By Jessica Anstice
February 7, 2009 started off as a normal day for then Narre Warren North Fire Brigade captain Shaun Trotter.
“The day was forecast to be a very nasty fire day,” he said.
Mr Trotter was with his family at the Cranbourne basketball stadium when he got the call for the first fire.
He went straight to the fire station and became incident controller.
Narre Warren North CFA’s Tanker One and FCV (forward Command Vehicle) were called to the fires further down the Princes Highway, leaving the station with just Tanker Two and Mr Trotter’s car.
“By mid-afternoon, a land owner cut down a branch from a tree which was smouldering high up from the earlier fire and once it hit the ground off the fire went again,” Mr Trotter said.
“We were called and once we arrived the fire was uncontrollable.
“It ran up the creek behind houses on Crawley Road, spreading into front and back yards on both sides of the creek.”
Mr Trotter rang his wife as she was the Municipal Emergency Response Co-ordinator and told her of what was happening and asked for more support from other brigades in the area.
Air Support arrived and helped the Narre Warren North Fire Brigade members immensely.

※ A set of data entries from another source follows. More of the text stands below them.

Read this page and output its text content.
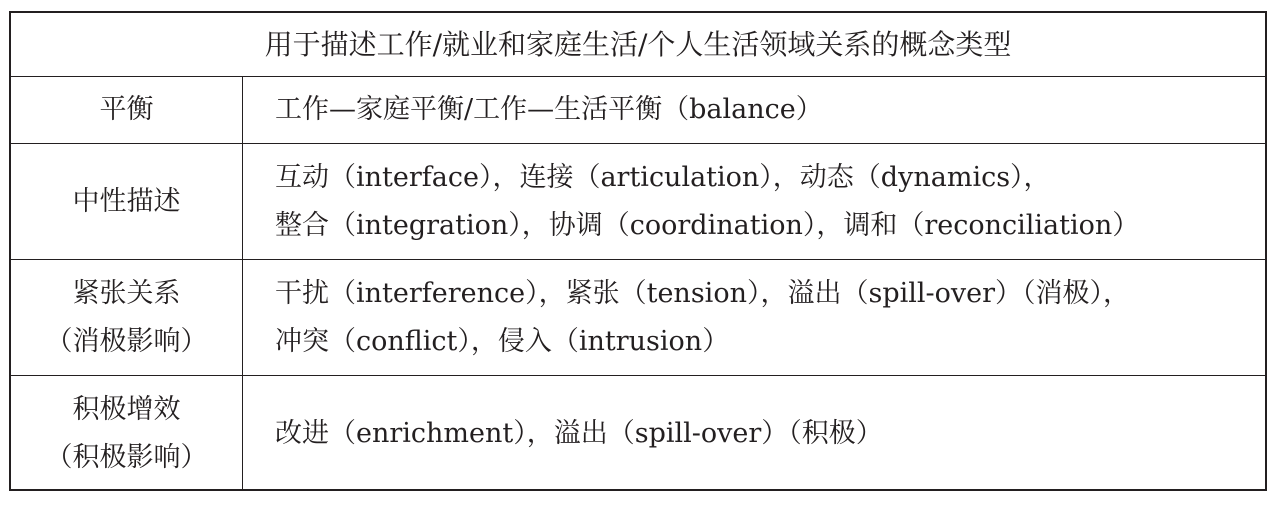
用于描述工作/就业和家庭生活/个人生活领域关系的概念类型
平衡	工作—家庭平衡/工作—生活平衡（balance）
中性描述
互动（interface），连接（articulation），动态（dynamics），
整合（integration），协调（coordination），调和（reconciliation）
紧张关系
（消极影响）
干扰（interference），紧张（tension），溢出（spill-over）（消极），
冲突（conflict），侵入（intrusion）
积极增效
（积极影响）
改进（enrichment），溢出（spill-over）（积极）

“The crews that fought the fire that day and also for the weeks after were from around the state of Victoria, thank God to them all,” Mr Trotter said.
“I passed the job onto a staff operations officer from the CFA as he was trained for the large scale job it was turning out to be.”
Mr Trotter was made the field operations officer for the fire.
“We ended up with over 200 fire fighters, 39 vehicles, Elvis the helicopter, plus locals and Marco’s IGA getting food and drinks to us all,” he said.
Narre Warren North Fire Brigade saved around 120 houses that day, but lost two houses, a caravan and fences etc.
“The sadness came from a lady who watched her house burn with all the memories in it and there was nothing I or my team could do,” he said.
“I knew of the fires happening in Victoria at the time of the Narre North/Harkaway fire but we were a bit busy with what we had.
“I did speak to my then first lieutenant who was on our tanker in Labertouche fighting fires and knew of their fight.”
The night before Black Saturday, all Narre Warren North Fire Brigade members attended the station to listen to the chief brief them.
“I don’t think anyone could have imagined of what would happen the following day,” he said.
“But I know in my heart we all tried our best, everyone in the CFA, from top to bottom.”
The day following the fire, February 8, 2009, Mr Trotter’s wife ensured he had a full day off from CFA as he was “mentally and physically gone”.
“Others on that day probably did what I did, I sat down and cried,” he said.
“I have to be honest and say I struggled with the emotional feelings of what I could have done better, but after time I actually found some peace by talking to my wife, kids, friends and also counsellors.
“I also chatted to my dad as he helped me after I fought Ash Wednesday fires and the aftermath as a 14 year old. They would call it PTSD.”
Mr Trotter took a couple of months out of CFA to have a break for personal reasons.
“It still does hit me sometimes but a cuddle from the wife and kids helps,” he said.
The following week after the fire, Mr Trotter organised a session for all his fire fighters.
“We laughed, cried, listened to what others did and the struggles they had,” he said.
“I also organised a session for the locals to turn up and debriefed them about the day.”
Mr Trotter is still a member of the Narre Warren North Fire Brigade and has been for 21 years. Further, he has been in the CFA for 27 years.
“I hope it never happens again, every year I pray for the 173 lost on that day but I have to include the ones who we lost on Ash Wednesday,” Mr Trotter said.
“It will live with me for the rest of my life.
“I give thanks to my wife who helps me through this episode of my life.”